Lange basierte die Macht der türkischen Regierungspartei AKP auf dem ökonomischen Fortschritt des Landes. Doch Macht und Beliebtheit der AKP sowie des türkischen Präsidenten Erdogan scheinen größer denn je - obwohl der wirtschaftliche Boom stagniert. Das Erfolgsrezept hat einen einfachen Namen.

Von Luise Sammann | 08.07.2016
    A handout picture provided by the Turkish President Press Office shows Turkish President Recep Tayyip Erdogan speaking during the opening ceremony of the Kocaeli Osman Gazi Bridge in Kocaeli, Turkey, 30 June 2016. The Kocaeli Osman Gazi Bridge, the world's fourth-longest suspension bridge, was inaugurated by Erdogan after 39 months of construction works. Der türkische Präsident Erdogan spricht in ein Mikrofon bei einer Eröffnungszeremonie der Osman-Gazi-Brücke in Kocaeli, Türkei. Im Hintergrund die Brücke und der Golf von Izmit.
    Osman-Gazi-Brücke - die viertgrößte Hängebrücke der Welt - eröffnet von Präsident Recep Tayyip Erdogan am 30. Juni 2016. (dpa//epa/Turkish President Press Office)

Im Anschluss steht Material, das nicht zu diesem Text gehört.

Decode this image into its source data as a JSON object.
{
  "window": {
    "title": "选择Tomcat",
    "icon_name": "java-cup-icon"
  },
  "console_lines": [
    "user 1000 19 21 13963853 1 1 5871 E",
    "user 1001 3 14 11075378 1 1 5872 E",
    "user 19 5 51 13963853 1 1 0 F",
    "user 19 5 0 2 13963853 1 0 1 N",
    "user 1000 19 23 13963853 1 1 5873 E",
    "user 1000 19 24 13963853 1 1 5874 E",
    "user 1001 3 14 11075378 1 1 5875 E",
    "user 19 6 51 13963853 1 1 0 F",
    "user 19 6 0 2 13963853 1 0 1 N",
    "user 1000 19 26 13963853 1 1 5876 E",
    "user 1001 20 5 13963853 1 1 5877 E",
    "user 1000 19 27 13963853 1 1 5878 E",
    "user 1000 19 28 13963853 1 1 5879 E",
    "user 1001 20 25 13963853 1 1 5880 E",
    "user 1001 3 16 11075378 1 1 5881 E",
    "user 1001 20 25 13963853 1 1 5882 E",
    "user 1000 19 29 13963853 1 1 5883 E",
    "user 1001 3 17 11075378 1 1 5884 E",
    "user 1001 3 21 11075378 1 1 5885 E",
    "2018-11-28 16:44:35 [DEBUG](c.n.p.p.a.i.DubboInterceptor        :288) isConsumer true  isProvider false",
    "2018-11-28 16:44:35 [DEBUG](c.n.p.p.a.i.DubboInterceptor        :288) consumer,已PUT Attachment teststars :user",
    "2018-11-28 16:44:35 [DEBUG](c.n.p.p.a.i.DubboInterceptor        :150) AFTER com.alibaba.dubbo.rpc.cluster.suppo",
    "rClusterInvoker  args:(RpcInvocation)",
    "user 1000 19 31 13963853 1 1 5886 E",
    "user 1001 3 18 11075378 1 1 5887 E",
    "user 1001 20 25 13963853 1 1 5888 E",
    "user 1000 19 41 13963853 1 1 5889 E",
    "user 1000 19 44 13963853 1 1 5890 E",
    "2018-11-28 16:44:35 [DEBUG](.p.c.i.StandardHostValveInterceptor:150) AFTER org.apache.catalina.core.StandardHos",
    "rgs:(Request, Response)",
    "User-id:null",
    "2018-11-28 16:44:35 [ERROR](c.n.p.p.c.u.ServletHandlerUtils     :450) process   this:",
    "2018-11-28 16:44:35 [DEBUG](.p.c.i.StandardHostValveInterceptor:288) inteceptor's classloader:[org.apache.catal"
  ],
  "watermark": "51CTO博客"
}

    "Mitkommen, Tasche öffnen!" Der Sicherheitsbeamte am Istanbuler Fähranleger Kadiköy winkt einen Mann mit großer Sporttasche über der Schulter heran. Als der zunächst nicht reagiert, werden die anderen Passagiere sichtlich nervös. Student Berkay macht instinktiv ein paar Schritte zurück.
    "Mein Zwillingsbruder hat den Atatürk-Flughafen letzte Woche nur 10 Minuten vor der Explosion verlassen. Wäre er nicht sofort in ein Taxi gestiegen, wäre er vielleicht unter den Opfern. Natürlich haben wir Angst."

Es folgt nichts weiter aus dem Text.